July 30, 2018
Honiara, Fiji – “Financial Education may start in the classroom, but it has the potential to benefit whole families”, Erik Scholte, Second Secretary at the Australian High Commission, said this while closing a week-long training for 36 teachers from three Rural Training Centres (RTC) of the Anglican Church of Melanesia (ACoM) who had completed the final round of financial education (FinEd) training last Saturday in Honiara.
Mr Scholte said the the Australian Government was proud to help empower Solomon Islands’ youth by building essential financial knowledge, skills, and confidence in making responsible financial decisions.
He commended the efforts of the teachers who would henceforth champion FinEd in their respective centres. He said these lessons would contribute to developing entrepreneurial skills, changing mindsets and will, in time, have a direct impact on families and communities as seen in other Pacific Island Countries where the same FinEd programme has been implemented.
The teachers were part of a pilot FinEd programme in Solomon Islands funded by the Australian Government through the United Nation’s Pacific Financial Inclusion Programme.

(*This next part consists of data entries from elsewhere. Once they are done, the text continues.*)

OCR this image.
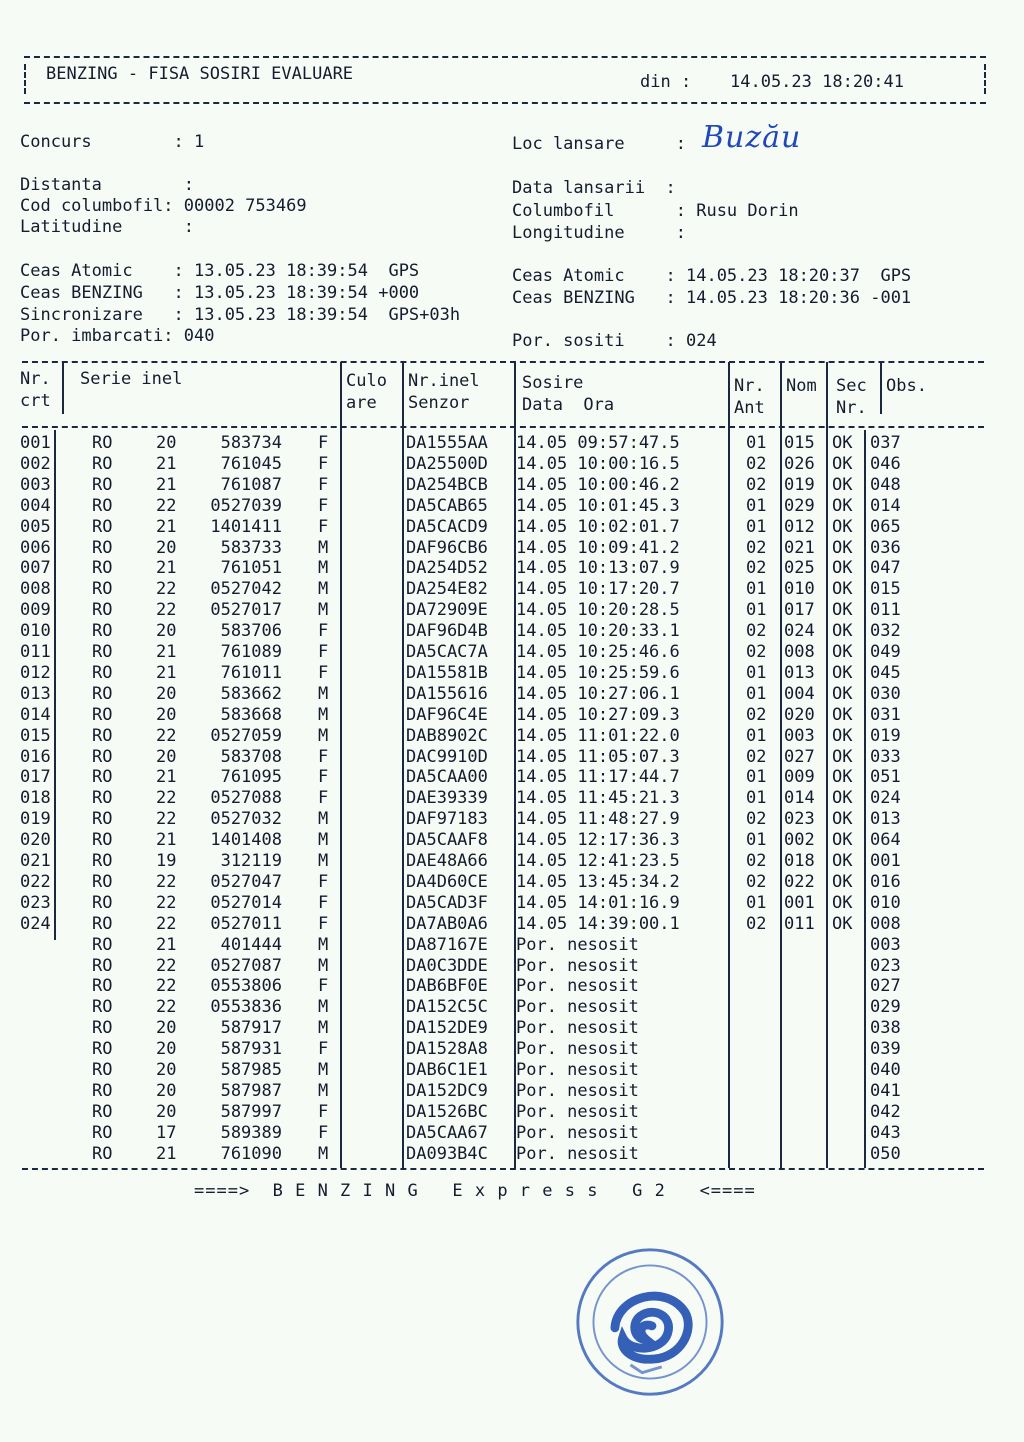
BENZING - FISA SOSIRI EVALUARE	din : 14.05.23 18:20:41
Concurs        : 1	Loc lansare     : Buzău
Distanta        :
Cod columbofil: 00002 753469
Latitudine      :
Data lansarii  :
Columbofil      : Rusu Dorin
Longitudine     :
Ceas Atomic    : 13.05.23 18:39:54  GPS
Ceas BENZING   : 13.05.23 18:39:54 +000
Sincronizare   : 13.05.23 18:39:54  GPS+03h
Por. imbarcati: 040
Ceas Atomic    : 14.05.23 18:20:37  GPS
Ceas BENZING   : 14.05.23 18:20:36 -001
Por. sositi    : 024
Nr.
crt
Serie inel	Culo
are
Nr.inel
Senzor
Sosire
Data  Ora
Nr.
Ant
Nom Sec
Nr.
Obs.
001 RO	20	583734 F	DA1555AA	14.05 09:57:47.5	01	015	OK	037
002 RO	21	761045 F	DA25500D	14.05 10:00:16.5	02	026	OK	046
003 RO	21	761087 F	DA254BCB	14.05 10:00:46.2	02	019	OK	048
004 RO	22	0527039 F	DA5CAB65	14.05 10:01:45.3	01	029	OK	014
005 RO	21	1401411 F	DA5CACD9	14.05 10:02:01.7	01	012	OK	065
006 RO	20	583733 M	DAF96CB6	14.05 10:09:41.2	02	021	OK	036
007 RO	21	761051 M	DA254D52	14.05 10:13:07.9	02	025	OK	047
008 RO	22	0527042 M	DA254E82	14.05 10:17:20.7	01	010	OK	015
009 RO	22	0527017 M	DA72909E	14.05 10:20:28.5	01	017	OK	011
010 RO	20	583706 F	DAF96D4B	14.05 10:20:33.1	02	024	OK	032
011 RO	21	761089 F	DA5CAC7A	14.05 10:25:46.6	02	008	OK	049
012 RO	21	761011 F	DA15581B	14.05 10:25:59.6	01	013	OK	045
013 RO	20	583662 M	DA155616	14.05 10:27:06.1	01	004	OK	030
014 RO	20	583668 M	DAF96C4E	14.05 10:27:09.3	02	020	OK	031
015 RO	22	0527059 M	DAB8902C	14.05 11:01:22.0	01	003	OK	019
016 RO	20	583708 F	DAC9910D	14.05 11:05:07.3	02	027	OK	033
017 RO	21	761095 F	DA5CAA00	14.05 11:17:44.7	01	009	OK	051
018 RO	22	0527088 F	DAE39339	14.05 11:45:21.3	01	014	OK	024
019 RO	22	0527032 M	DAF97183	14.05 11:48:27.9	02	023	OK	013
020 RO	21	1401408 M	DA5CAAF8	14.05 12:17:36.3	01	002	OK	064
021 RO	19	312119 M	DAE48A66	14.05 12:41:23.5	02	018	OK	001
022 RO	22	0527047 F	DA4D60CE	14.05 13:45:34.2	02	022	OK	016
023 RO	22	0527014 F	DA5CAD3F	14.05 14:01:16.9	01	001	OK	010
024 RO	22	0527011 F	DA7AB0A6	14.05 14:39:00.1	02	011	OK	008
RO	21	401444 M	DA87167E	Por. nesosit	003
RO	22	0527087 M	DA0C3DDE	Por. nesosit	023
RO	22	0553806 F	DAB6BF0E	Por. nesosit	027
RO	22	0553836 M	DA152C5C	Por. nesosit	029
RO	20	587917 M	DA152DE9	Por. nesosit	038
RO	20	587931 F	DA1528A8	Por. nesosit	039
RO	20	587985 M	DAB6C1E1	Por. nesosit	040
RO	20	587987 M	DA152DC9	Por. nesosit	041
RO	20	587997 F	DA1526BC	Por. nesosit	042
RO	17	589389 F	DA5CAA67	Por. nesosit	043
RO	21	761090 M	DA093B4C	Por. nesosit	050
====>  B E N Z I N G   E x p r e s s   G 2   <====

The programme has embedded Financial Education into the curriculum of select trade courses at three Technical and Vocational Education Training centres run by the ACoM.
PFIP Financial Inclusion Specialist Isaac Holly said PFIP was impressed at the progress of the programme in Solomon Islands. He acknowledged the support of the ACoM Management and Diocese, the Ministry of Education, Human Resource Development and the Central Bank of Solomon Islands in ensuring that the programme was a success.
Mr Holly said that by teaching the courses, the teachers are helping to work towards achievement of the Solomon Islands Government’s national priorities for improving financial literacy in the country.
“Your work at the rural training centres as part of this pilot, feeds back to and informs national strategy on financial inclusion. You may think at the school level that what you are doing is only at your school level, but be assured that this work is considered, measured and appreciated at national level,” he said.
Following the training, the second phase of classroom implementation will begin. Teachers will monitor student interactions and record assessment outcomes. After the completion of these modules, the programme will be assessed and is considered to be implemented across all ACoM RTCs.
Financial Education and Financial Literacy are joint national priority areas identified within the Solomon Islands National Financial Inclusion Strategy 2016 – 2020. The strategy has set priorities to build financial resilience in households and communities by integrating basic financial education into the core school curriculum, from primary to tertiary levels, and the development of a rural financial literacy module focused on creating awareness on financial services to improve usage.
The FinEd Project is a result of findings of PFIP’s 2012 Financial Competency of Low Income Households study that found most low-income households in the Solomon Islands are unable to manage money effectively. The project also works toward the achievement of the 2020 Money Pacific Goals endorsed by Solomon Islands during the Forum Economic Ministers Meeting in 2009 and the Alliance for Financial Inclusion Maya Declaration Commitments made in 2013.
The regional FinEd project has also been implemented in Fiji and Papua New Guinea. It is envisaged that the ACOM FinEd pilot will be completed in December 2018 with lessons learnt to share in preparation for potential scaling up.
PFIP is a Pacific-wide programme that has helped 1.98 million low-income Pacific islanders gain access to financial services and financial education. It achieves these results by funding innovation with financial services and delivery channels, supporting policy and regulatory initiatives, and empowering consumers.
PFIP operates from the UNDP Pacific Office in Suva, Fiji and has offices in Papua New Guinea, Samoa and Solomon Islands. It is jointly administered by the UN Capital Development Fund (UNCDF) and the United Nations Development Programme (UNDP) and receives funding from the Australian Government, the European Union and the New Zealand Government.